Herbicide rotation sparks performance
By John Pocock
Josh Smith, Auburn, Illinois, planted some LibertyLink soybeans for the second consecutive year in 2010. It was also the first year he planted all his soybean acres to LibertyLink.
“LibertyLink soybeans yield well, and the Ignite herbicide does a good job on the broadleaves that have been hard for us to control the last couple years,” says Smith, who raises corn and soybeans on about 1,000 acres. “We have some waterhemp that’s been pretty tough to kill with Roundup. We also have some buttonweeds, or velvetleaf, that seem like they might be developing some herbicide resistance too.”
Herbicide resistance is a real worry now, especially in soybeans, emphasizes Smith. “In the past, we would normally apply two passes of Roundup,” he says. “Now, we’ve rotated to LibertyLink soybeans and Ignite herbicide, which uses a different mode of action.”
By rotating glyphosate-tolerant crops with LibertyLink crops that are tolerant to Ignite (a glufosinate-containing herbicide), farmers can help to prevent herbicide-resistant weed development, says Andy Hurst, Bayer CropScience, Ignite product manager. “We can’t continue to spray 97% of the soybean acreage in the U.S. with glyphosate without also seeing a rapid expansion of weed resistance,” he says. “Ignite herbicide and LibertyLink traits currently provide the only non-selective herbicide alternative to glyphosate and glyphosate-tolerant technology.
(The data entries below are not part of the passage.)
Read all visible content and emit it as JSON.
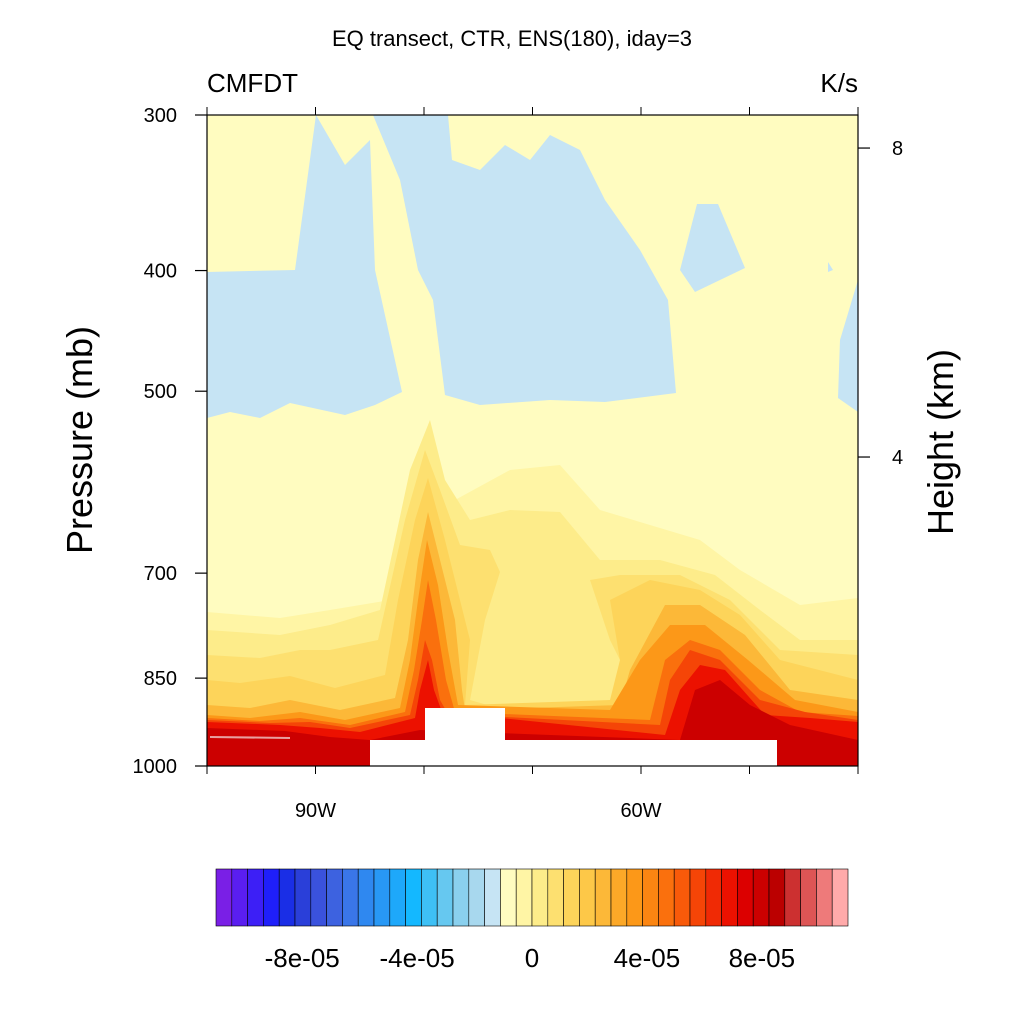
{
  "chart_data": {
    "type": "heatmap",
    "title": "EQ transect, CTR, ENS(180), iday=3",
    "left_label": "CMFDT",
    "right_label": "K/s",
    "ylabel": "Pressure (mb)",
    "y2label": "Height (km)",
    "y_ticks": [
      "300",
      "400",
      "500",
      "700",
      "850",
      "1000"
    ],
    "y2_ticks": [
      "8",
      "4"
    ],
    "x_ticks": [
      "90W",
      "60W"
    ],
    "x_minor_ticks_deg": [
      -100,
      -90,
      -80,
      -70,
      -60,
      -50,
      -40
    ],
    "xlim_deg": [
      -100,
      -40
    ],
    "ylim_mb": [
      1000,
      300
    ],
    "y2_tick_heights_km": [
      8,
      4
    ],
    "colorbar": {
      "labels": [
        "-8e-05",
        "-4e-05",
        "0",
        "4e-05",
        "8e-05"
      ],
      "label_values": [
        -8e-05,
        -4e-05,
        0,
        4e-05,
        8e-05
      ],
      "range": [
        -0.00011,
        0.00011
      ],
      "colors": [
        "#7a1fe6",
        "#5a1ef0",
        "#3d1ff6",
        "#1f1ffa",
        "#1a2ee6",
        "#2a3fd9",
        "#3a52dd",
        "#3d62e0",
        "#3a76e8",
        "#2f88f0",
        "#2898f5",
        "#1ea8fa",
        "#14b8ff",
        "#3ec0f5",
        "#66c8f0",
        "#8ad0ee",
        "#a8d8ee",
        "#c6e4f4",
        "#fffcc0",
        "#fff5a5",
        "#fdec8a",
        "#fde070",
        "#fdd45a",
        "#fdc848",
        "#fcb838",
        "#fca828",
        "#fc9818",
        "#fb8512",
        "#fa700d",
        "#f85a0a",
        "#f54507",
        "#f02a05",
        "#ec1100",
        "#dc0000",
        "#cc0000",
        "#bb0000",
        "#cc3030",
        "#dd5555",
        "#ee7a7a",
        "#ffaaaa"
      ]
    },
    "regions": [
      {
        "level": "neg_weak",
        "color": "#c6e4f4"
      },
      {
        "level": "pos_1",
        "color": "#fff5a5"
      },
      {
        "level": "pos_2",
        "color": "#fdec8a"
      },
      {
        "level": "pos_3",
        "color": "#fde070"
      },
      {
        "level": "pos_4",
        "color": "#fdd45a"
      },
      {
        "level": "pos_5",
        "color": "#fcb838"
      },
      {
        "level": "pos_6",
        "color": "#fc9818"
      },
      {
        "level": "pos_7",
        "color": "#fa700d"
      },
      {
        "level": "pos_8",
        "color": "#f54507"
      },
      {
        "level": "pos_9",
        "color": "#ec1100"
      },
      {
        "level": "pos_10",
        "color": "#cc0000"
      },
      {
        "level": "missing",
        "color": "#ffffff"
      }
    ],
    "background_color": "#fffcc0"
  }
}
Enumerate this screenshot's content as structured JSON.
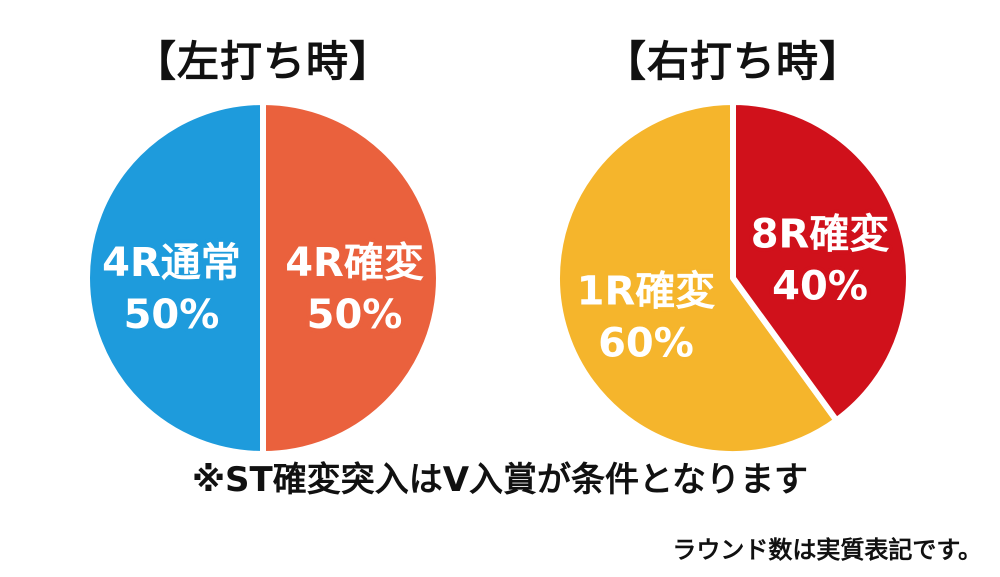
{
  "chart_data": [
    {
      "type": "pie",
      "title": "【左打ち時】",
      "slices": [
        {
          "label": "4R通常",
          "value": 50,
          "display": "50%",
          "color": "#1e9bdc"
        },
        {
          "label": "4R確変",
          "value": 50,
          "display": "50%",
          "color": "#ea613d"
        }
      ]
    },
    {
      "type": "pie",
      "title": "【右打ち時】",
      "slices": [
        {
          "label": "1R確変",
          "value": 60,
          "display": "60%",
          "color": "#f5b52c"
        },
        {
          "label": "8R確変",
          "value": 40,
          "display": "40%",
          "color": "#d0111b"
        }
      ]
    }
  ],
  "note": "※ST確変突入はV入賞が条件となります",
  "footnote": "ラウンド数は実質表記です。"
}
So now, farmers truly have a means to rotate their herbicides and hopefully preserve the utility of glyphosate as a weed-control product.”
Ignite controls many troublesome weeds, including weeds that are now showing resistance to Roundup, confirms Jeff Gunsolus, University of Minnesota Extension weed scientist. “Ignite offers fairly broad-spectrum weed control, and it also does well on glyphosate-resistant broadleaves like common and giant ragweed and common waterhemp,” he says. “So, much of the appeal with LibertyLink soybeans is that it will control the more difficult broadleaf weeds with a different chemistry than glyphosate.”
While still popular among farmers, glyphosate is steadily losing effectiveness due to overuse, says Gunsolus.
“Herbicide diversification is the key to preventing resistance,” he says. “Don’t just go to one system and keep using it – that’s what we’ve been doing with the glyphosate system, and now we’re seeing resistant weeds that are causing us headaches.”